Our sex life has dwindled to nothing. Partly due to exhaustion and going to bed at different times, partly I think because it is always bloody me who has to initiate it and also because (sorry to be shallow) he has put on loads of weight but it is not even that (I am not as slim as I was, either!) - but he has given up with his appearance generally, is always farting and sometimes skips a day or two having a shower. Not v enticing, even though there is a fanciable person under there.
I just feel he doesn't take that much interest in me and I just feel fed up. I motivate myself, I get affection from my kids and other friends and family (not him). I feel like I have given up with him a bit. I don't feel like we are in a relationship. I feel like we are just co-parents. As he finds it impossible to discuss anything without getting angry (I find him quite paranoid) I just sort of soldier on. It seems a waste.
If we do argue, he can be very nasty. I mean, we all say bad things in the heat of a row but he really plumbs the depths. And he has shouted at me in front of the children :-( Anyway, having s bit of a row the other day he told me he actually keeps a list of what negative things I have said to him in rows (who does this?! And why?)
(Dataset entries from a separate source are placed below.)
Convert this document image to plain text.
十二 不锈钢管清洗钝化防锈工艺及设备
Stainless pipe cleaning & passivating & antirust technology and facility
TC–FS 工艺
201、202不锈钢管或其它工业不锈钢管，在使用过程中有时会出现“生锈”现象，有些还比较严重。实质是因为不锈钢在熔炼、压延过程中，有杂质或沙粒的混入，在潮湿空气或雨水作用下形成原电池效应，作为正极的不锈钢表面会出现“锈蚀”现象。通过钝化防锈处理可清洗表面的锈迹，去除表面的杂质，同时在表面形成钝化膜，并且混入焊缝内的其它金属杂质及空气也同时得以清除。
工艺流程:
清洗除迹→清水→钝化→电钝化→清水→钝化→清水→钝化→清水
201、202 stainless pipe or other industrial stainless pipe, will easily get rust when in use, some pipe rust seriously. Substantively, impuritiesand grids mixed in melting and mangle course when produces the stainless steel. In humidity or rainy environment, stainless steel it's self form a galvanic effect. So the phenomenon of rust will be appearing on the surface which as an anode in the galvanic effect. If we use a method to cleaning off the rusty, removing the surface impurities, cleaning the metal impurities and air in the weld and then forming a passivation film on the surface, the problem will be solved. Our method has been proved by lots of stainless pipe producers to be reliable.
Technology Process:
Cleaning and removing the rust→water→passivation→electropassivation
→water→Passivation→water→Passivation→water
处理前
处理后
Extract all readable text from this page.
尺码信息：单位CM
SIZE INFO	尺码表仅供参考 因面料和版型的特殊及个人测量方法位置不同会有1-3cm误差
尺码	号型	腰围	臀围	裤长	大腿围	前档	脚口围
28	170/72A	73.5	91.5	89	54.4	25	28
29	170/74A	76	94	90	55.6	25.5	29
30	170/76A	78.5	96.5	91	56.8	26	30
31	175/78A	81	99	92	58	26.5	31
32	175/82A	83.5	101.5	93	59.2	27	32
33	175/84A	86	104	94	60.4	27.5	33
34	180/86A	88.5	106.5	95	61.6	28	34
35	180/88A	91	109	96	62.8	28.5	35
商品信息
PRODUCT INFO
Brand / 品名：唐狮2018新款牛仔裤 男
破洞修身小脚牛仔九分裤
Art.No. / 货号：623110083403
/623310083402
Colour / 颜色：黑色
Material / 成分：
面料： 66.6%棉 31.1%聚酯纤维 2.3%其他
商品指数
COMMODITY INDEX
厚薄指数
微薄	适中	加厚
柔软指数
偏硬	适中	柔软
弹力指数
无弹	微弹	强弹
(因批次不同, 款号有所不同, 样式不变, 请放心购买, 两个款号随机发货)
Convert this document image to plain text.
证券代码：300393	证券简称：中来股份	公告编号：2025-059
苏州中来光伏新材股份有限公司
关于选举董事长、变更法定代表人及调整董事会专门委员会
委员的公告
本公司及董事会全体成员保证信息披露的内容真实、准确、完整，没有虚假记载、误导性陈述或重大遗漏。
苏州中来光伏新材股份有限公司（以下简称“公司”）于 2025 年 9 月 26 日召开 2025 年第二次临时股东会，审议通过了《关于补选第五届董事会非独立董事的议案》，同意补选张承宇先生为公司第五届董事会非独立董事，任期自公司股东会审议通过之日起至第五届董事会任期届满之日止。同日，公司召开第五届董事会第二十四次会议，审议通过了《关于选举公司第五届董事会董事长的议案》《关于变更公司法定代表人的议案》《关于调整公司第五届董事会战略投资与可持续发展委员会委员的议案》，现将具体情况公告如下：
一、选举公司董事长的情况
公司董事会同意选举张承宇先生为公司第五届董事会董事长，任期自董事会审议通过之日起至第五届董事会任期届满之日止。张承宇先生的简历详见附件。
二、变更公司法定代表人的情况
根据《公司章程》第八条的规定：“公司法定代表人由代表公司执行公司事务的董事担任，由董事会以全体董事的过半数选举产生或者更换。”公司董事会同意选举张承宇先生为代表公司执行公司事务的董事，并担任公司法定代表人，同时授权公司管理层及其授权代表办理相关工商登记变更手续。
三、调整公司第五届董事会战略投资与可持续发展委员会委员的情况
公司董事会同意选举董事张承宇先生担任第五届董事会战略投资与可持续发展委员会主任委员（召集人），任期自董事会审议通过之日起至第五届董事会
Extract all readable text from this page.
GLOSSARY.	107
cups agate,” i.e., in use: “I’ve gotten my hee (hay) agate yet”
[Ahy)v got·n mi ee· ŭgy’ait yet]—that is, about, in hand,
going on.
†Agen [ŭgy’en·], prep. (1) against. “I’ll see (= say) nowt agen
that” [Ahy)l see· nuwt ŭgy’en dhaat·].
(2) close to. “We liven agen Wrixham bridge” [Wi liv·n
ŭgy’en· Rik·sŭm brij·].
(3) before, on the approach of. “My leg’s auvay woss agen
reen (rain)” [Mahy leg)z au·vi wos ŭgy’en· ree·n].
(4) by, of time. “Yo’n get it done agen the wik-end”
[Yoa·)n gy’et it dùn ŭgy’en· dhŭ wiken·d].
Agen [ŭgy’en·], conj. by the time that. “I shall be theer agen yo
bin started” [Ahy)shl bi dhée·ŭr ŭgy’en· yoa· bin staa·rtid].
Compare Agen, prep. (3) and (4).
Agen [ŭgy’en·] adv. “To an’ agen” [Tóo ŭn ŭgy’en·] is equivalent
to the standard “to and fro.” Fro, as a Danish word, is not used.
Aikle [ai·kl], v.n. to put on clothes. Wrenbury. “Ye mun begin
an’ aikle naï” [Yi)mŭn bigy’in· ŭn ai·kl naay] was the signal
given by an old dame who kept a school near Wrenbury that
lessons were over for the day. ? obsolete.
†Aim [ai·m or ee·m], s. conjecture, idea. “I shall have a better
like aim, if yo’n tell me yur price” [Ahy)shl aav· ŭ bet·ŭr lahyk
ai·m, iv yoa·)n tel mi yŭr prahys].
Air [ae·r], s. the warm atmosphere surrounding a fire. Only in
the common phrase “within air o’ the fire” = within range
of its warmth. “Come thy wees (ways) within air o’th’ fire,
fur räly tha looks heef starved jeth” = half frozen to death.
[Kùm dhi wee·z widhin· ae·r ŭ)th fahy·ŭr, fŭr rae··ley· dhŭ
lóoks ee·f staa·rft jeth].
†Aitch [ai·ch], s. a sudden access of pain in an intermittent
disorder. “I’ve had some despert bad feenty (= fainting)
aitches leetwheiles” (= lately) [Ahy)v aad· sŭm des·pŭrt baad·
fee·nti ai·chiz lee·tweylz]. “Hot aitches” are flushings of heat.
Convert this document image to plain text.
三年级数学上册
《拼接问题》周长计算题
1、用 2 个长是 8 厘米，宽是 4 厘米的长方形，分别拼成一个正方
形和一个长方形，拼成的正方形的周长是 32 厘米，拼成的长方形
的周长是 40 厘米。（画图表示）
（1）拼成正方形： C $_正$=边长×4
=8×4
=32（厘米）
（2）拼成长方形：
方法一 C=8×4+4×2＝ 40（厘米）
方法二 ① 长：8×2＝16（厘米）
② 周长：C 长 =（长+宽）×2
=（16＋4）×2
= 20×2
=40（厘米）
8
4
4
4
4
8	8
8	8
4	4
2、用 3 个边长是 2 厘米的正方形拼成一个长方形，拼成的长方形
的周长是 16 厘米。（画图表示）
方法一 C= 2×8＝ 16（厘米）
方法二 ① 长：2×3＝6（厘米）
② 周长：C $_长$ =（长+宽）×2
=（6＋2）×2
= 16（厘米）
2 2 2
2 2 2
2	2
I don't think our relationship is dead but I think we are on a bad road. I feel angry with him about a few things and I don't know how to get past them.
For the record, I think he does actually love me, I know he loves the kids, and his parents had a really toxic relationship and this had an impact. But he is stroppy, difficult, and frankly sometimes I feel I wish I was with someone who showed their love in a simple way and who I felt was actually on my side.
I have a father with dementia, lots of projects going on even without the rigours of home and our lovely kids and the amount of support/affection/interest I get I think sometimes I would be better off without him (but wouldn't want to do that to the kids). Again in the interests of balance, he too says he feels starved of affection. I am probably not that affectionate as I feel drained and quite pissed off with him.
Am I missing something? Any advice gratefully received....also he doesn't seem to be talking to me at the moment (I am away and he hasn't picked up my calls or texted me, or called me). We had a row yesterday and he raised his voice and bellowed at me within earshot of the kids - again. I should be the one not fricking talking to HIM.